Scary when you compare that to what we really do.

Wednesday, April 6, 2011

World War Robot


 A day of battle is a day of profit.


                                       Darwin Rothschild



I found Ashley Wood's and T. P. Louise's World War Robot (www.idwpublishing.com) at Minneapolis' East Lake Library. It is the story of the war between expat atheists living on Mars and believers who stayed on Earth. It's told sparingly in a series of letters, reports, and diary entries, and especially in about seventy very juicy paintings. The pictures were what grabbed me.

The James Cameron Terminator movies, The Terminator and Judgment Day, are food for thought.

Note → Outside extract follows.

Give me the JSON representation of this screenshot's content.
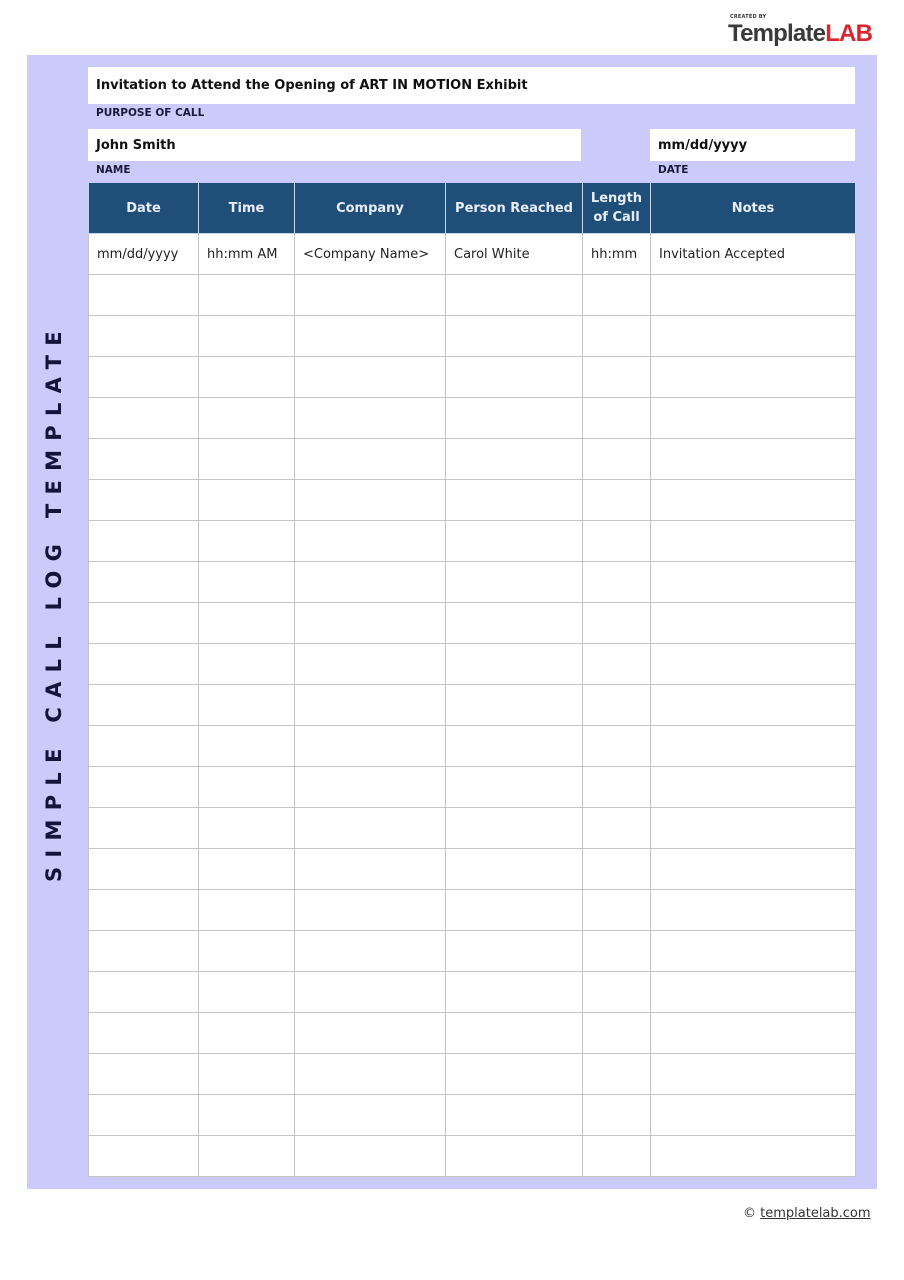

Out-of-control robots from the future can stand for lots of human creations which have become dangerous to us. Think DDT, think the private automobile, but think especially about Earth's new dominant life form, the corporation.

Corporations were originally chartered with the idea of human or national progress. Since they are legally obliged to return a profit and little else, when faced with a choice between making a dime and sparing the commons, they won't know it was loaded.

In the story of the war between Earth and Mars, the corporate face of the enemy is more apparent than in the Terminator films. I could never decide whether WWR's authors were on the side of the believers or the non-believers (or which side was in which paintings), but supplying both armies with robots from the Moon is a guy named Darwin Rothschild.

In itty-bitty letters under the bar code, it says that WWR is "suggested for mature audiences." I'll go along with that; the book is pretty grim, but the warning is probably there because of a glimpse in one painting of a military brothel, and of pubic hair. Sordid, but not exactly titillating.